6.1 Simple diversity or interference suppression at terminals and smart antennas at base stations
These are techniques that can be implemented in the physical layer. Simple diversity selects the better one between two diversity branches available at a mobile terminal. Interference suppression uses the MMSE (Minimum Mean Square Error) algorithm to further suppress co-channel interference at a two-branch diversity receiver. Smart antennas are implemented by forming four fixed beams on the downlink, with the beam that provides the strongest signal to serve a given terminal. In Figure 6, the left curves show the improvement experienced by a user, in terms of the throughput at a moderate load, by using these methods, while the right curves indicate system capacity enhancement as traffic load increases. Clearly, all these methods are effective in improving user experience as well as system capacity.

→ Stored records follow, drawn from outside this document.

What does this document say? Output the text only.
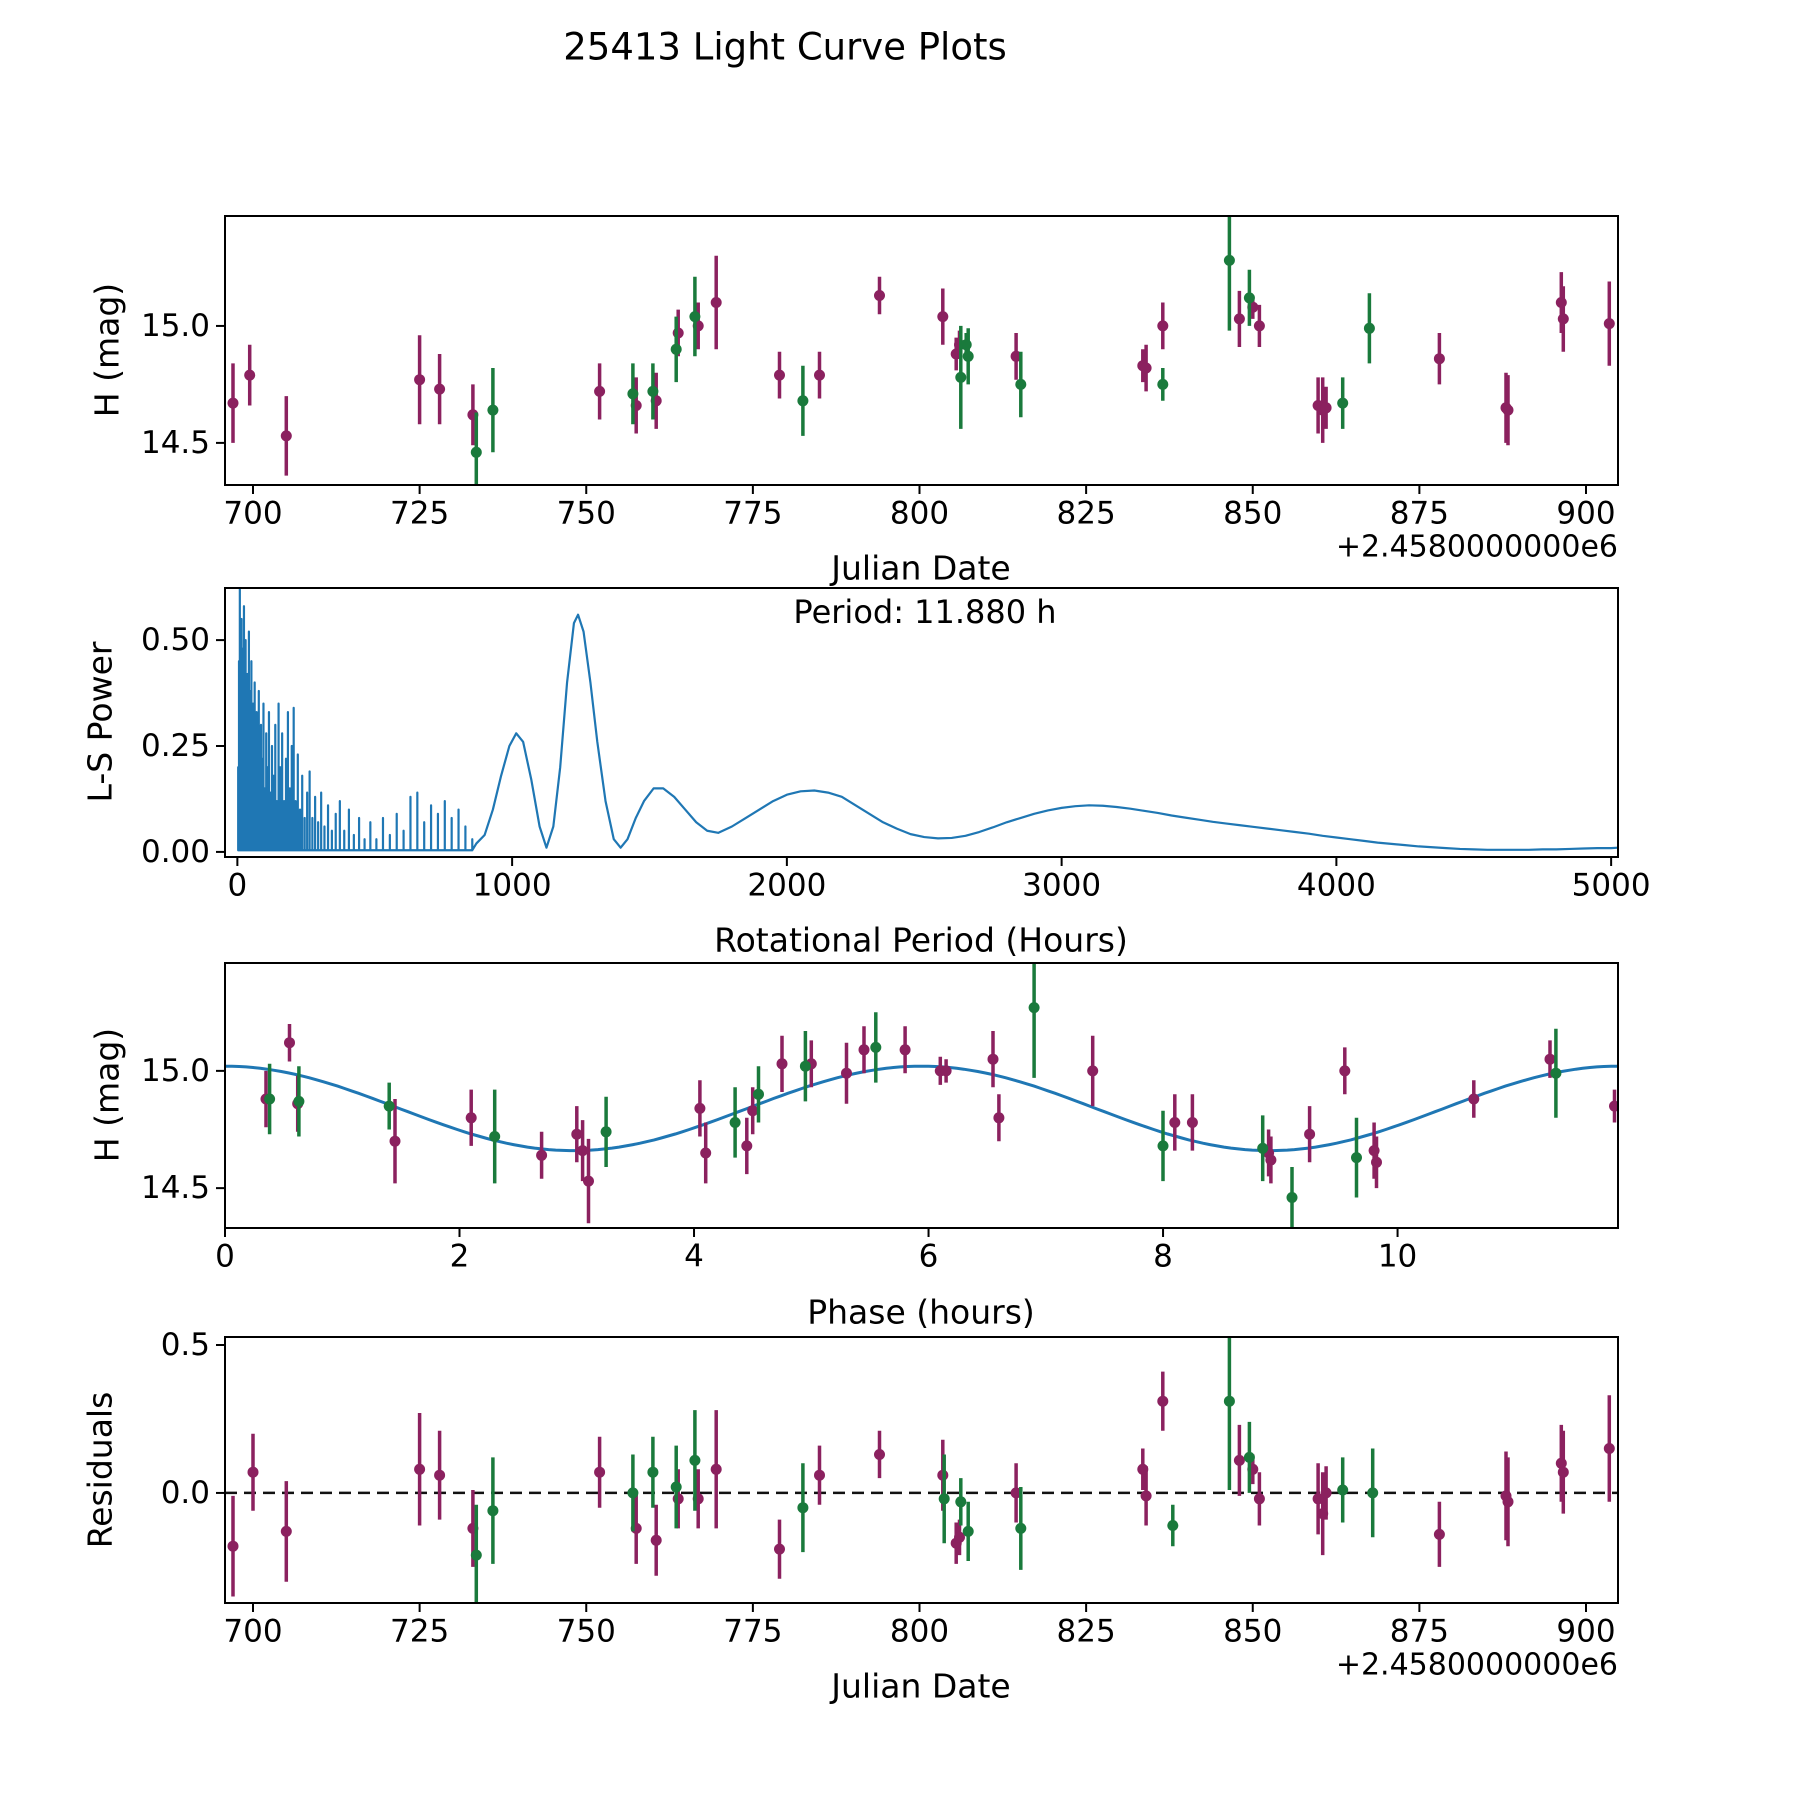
700	725	750	775	800	825	850	875	900
14.5
15.0
0	1000	2000	3000	4000	5000
0.00
0.25
0.50
0	2	4	6	8	10
14.5
15.0
700	725	750	775	800	825	850	875	900
0.0
0.5
25413 Light Curve Plots
H (mag)
Julian Date
+2.4580000000e6
L-S Power
Period: 11.880 h
Rotational Period (Hours)
H (mag)
Phase (hours)
Residuals
Julian Date
+2.4580000000e6
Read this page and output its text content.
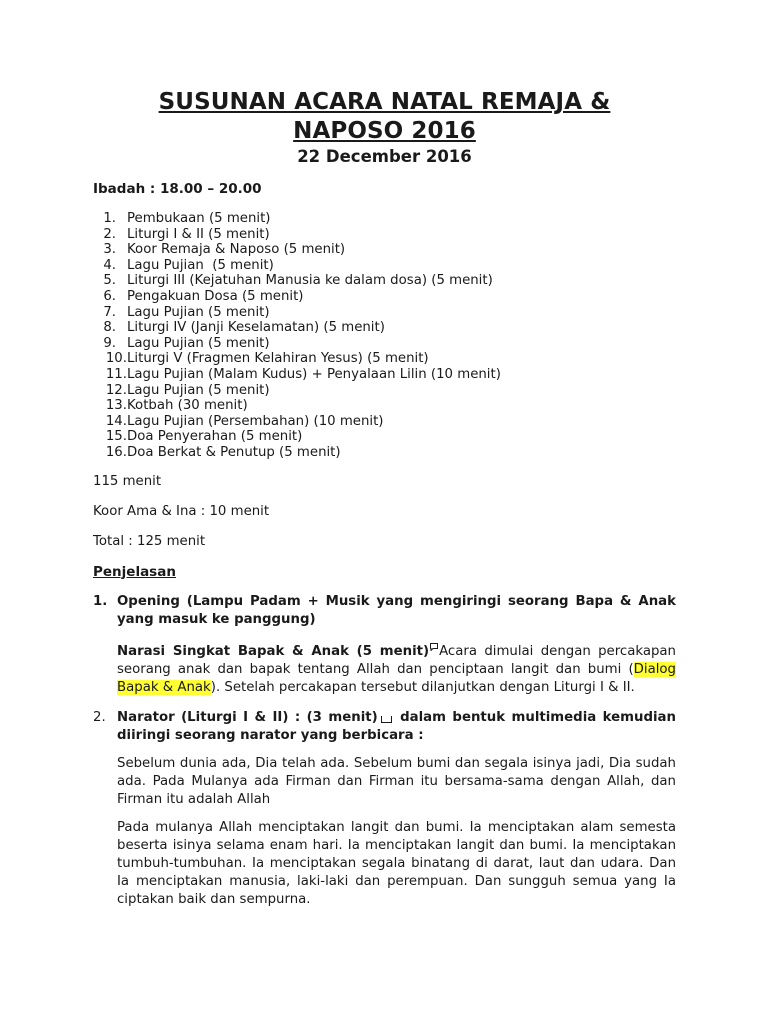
SUSUNAN ACARA NATAL REMAJA &
NAPOSO 2016
22 December 2016
Ibadah : 18.00 – 20.00
1. Pembukaan (5 menit)
2. Liturgi I & II (5 menit)
3. Koor Remaja & Naposo (5 menit)
4. Lagu Pujian  (5 menit)
5. Liturgi III (Kejatuhan Manusia ke dalam dosa) (5 menit)
6. Pengakuan Dosa (5 menit)
7. Lagu Pujian (5 menit)
8. Liturgi IV (Janji Keselamatan) (5 menit)
9. Lagu Pujian (5 menit)
10. Liturgi V (Fragmen Kelahiran Yesus) (5 menit)
11. Lagu Pujian (Malam Kudus) + Penyalaan Lilin (10 menit)
12. Lagu Pujian (5 menit)
13. Kotbah (30 menit)
14. Lagu Pujian (Persembahan) (10 menit)
15. Doa Penyerahan (5 menit)
16. Doa Berkat & Penutup (5 menit)
115 menit
Koor Ama & Ina : 10 menit
Total : 125 menit
Penjelasan
1. Opening (Lampu Padam + Musik yang mengiringi seorang Bapa & Anak yang masuk ke panggung)
Narasi Singkat Bapak & Anak (5 menit) Acara dimulai dengan percakapan seorang anak dan bapak tentang Allah dan penciptaan langit dan bumi (Dialog Bapak & Anak). Setelah percakapan tersebut dilanjutkan dengan Liturgi I & II.
2. Narator (Liturgi I & II) : (3 menit) dalam bentuk multimedia kemudian diiringi seorang narator yang berbicara :
Sebelum dunia ada, Dia telah ada. Sebelum bumi dan segala isinya jadi, Dia sudah ada. Pada Mulanya ada Firman dan Firman itu bersama-sama dengan Allah, dan Firman itu adalah Allah
Pada mulanya Allah menciptakan langit dan bumi. Ia menciptakan alam semesta beserta isinya selama enam hari. Ia menciptakan langit dan bumi. Ia menciptakan tumbuh-tumbuhan. Ia menciptakan segala binatang di darat, laut dan udara. Dan Ia menciptakan manusia, laki-laki dan perempuan. Dan sungguh semua yang Ia ciptakan baik dan sempurna.
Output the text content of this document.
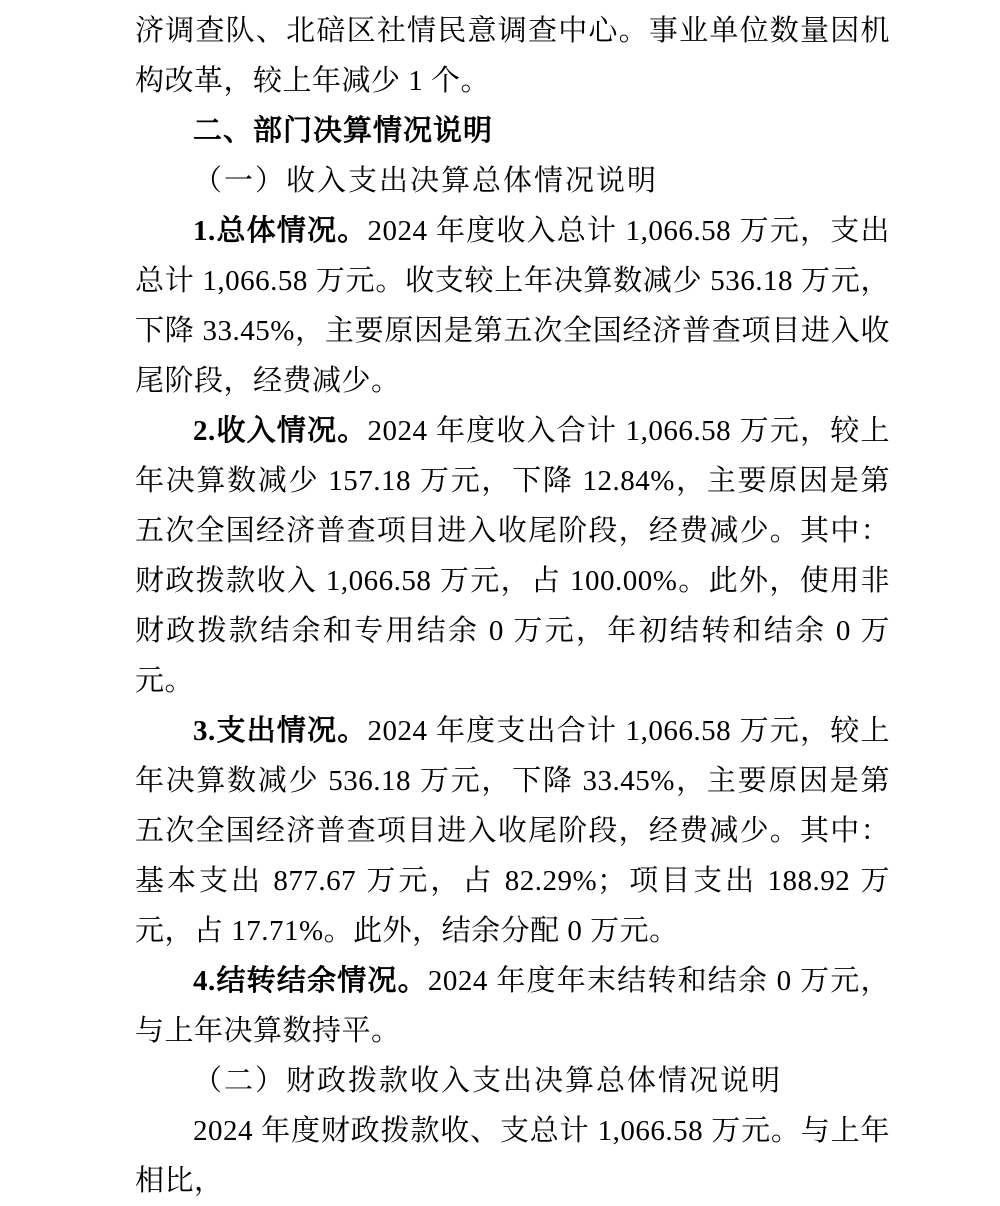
济调查队、北碚区社情民意调查中心。事业单位数量因机构改革，较上年减少 1 个。

二、部门决算情况说明

（一）收入支出决算总体情况说明

1.总体情况。2024 年度收入总计 1,066.58 万元，支出总计 1,066.58 万元。收支较上年决算数减少 536.18 万元，下降 33.45%，主要原因是第五次全国经济普查项目进入收尾阶段，经费减少。

2.收入情况。2024 年度收入合计 1,066.58 万元，较上年决算数减少 157.18 万元，下降 12.84%，主要原因是第五次全国经济普查项目进入收尾阶段，经费减少。其中：财政拨款收入 1,066.58 万元，占 100.00%。此外，使用非财政拨款结余和专用结余 0 万元，年初结转和结余 0 万元。

3.支出情况。2024 年度支出合计 1,066.58 万元，较上年决算数减少 536.18 万元，下降 33.45%，主要原因是第五次全国经济普查项目进入收尾阶段，经费减少。其中：基本支出 877.67 万元，占 82.29%；项目支出 188.92 万元，占 17.71%。此外，结余分配 0 万元。

4.结转结余情况。2024 年度年末结转和结余 0 万元，与上年决算数持平。

（二）财政拨款收入支出决算总体情况说明

2024 年度财政拨款收、支总计 1,066.58 万元。与上年相比，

Fig 6: Performance improvement by diversity, interference suppression, smart antennas
6.2 Improved resource assignment
All the results shown so far are obtained based on random slot assignment as demand arrives. Several possible enhancements in the MAC layer can be introduced, ranging from simple, autonomous processes performed at individual base stations to those involving more sophisticated coordination among base stations. The key enabler of intelligent resource assignment is signal quality measurements, which are inherently required to perform page link adaptation.
Fig7: Performance improvement by LI-DPA and its combination with mode-0
Here we show an example of LI-DPA. Mode-0 is an additional MCS mode for which no transmission is allowed if the signal quality is below a threshold. Using mode-0, transmissions that are likely to fail are eliminated; this reduces interference without causing reduction of total system throughput. In fact, since the radio resources are made available to users who are likely to succeed, system throughput is increased. LI-DPA, least interference dynamic packet assignment, selects the time slot with the lowest interference to deliver the packets. Figure 7, showing the message delay which is greater than what 90% of the users experience as the throughput per slot increases, clearly indicates that there is significant improvement that can be achieved by this method; a combination of LI-DPA with mode-0 can further enhance performance.
7. CONCLUSION
The TDMA and GSM systems have chosen the same EDGE radio-access and GPRS packet-switched core network technologies to provide third-generation services in existing spectrum. Accordingly, a common access for data services can be offered to more than 370 million mobile subscribers. EDGE can be deployed in two modes in TDMA systems: Classic and COMPACT. The Classic system requires only minimum extension to GSM EDGE and uses standard GSM/GPRS control channels, which facilitates global roaming.
The COMPACT system introduces a novel control channel configuration, synchronized base stations, and discontinuous transmission on the first carriers, which facilitates the deployment of EDGE control channels in a 1/3 frequency-reuse pattern. Thus, the initial deployment of COMPACT requires only a very limited amount of spectrum ”600 kHz plus guard bands. With fractional loading, excellent spectral efficiency can be attained with data rates of up to 384 kbit/s. COMPACT thus supports UWCC requirements for third-generation services with high spectral efficiency and initial deployment within less than 1 MHz of spectrum.
8. REFERENCES
[1] J. Cai and D. J. Goodman, General Packet Radio Service in GSM, IEEE Communications Magazine, October 1997, pp.122-131.
[2] ETSI Tdoc SMG2 1015/97, EDGE Feasibility Study, Work Item 184; Improved Data Rates through Optimised Modulation, version 1.0, December 1997.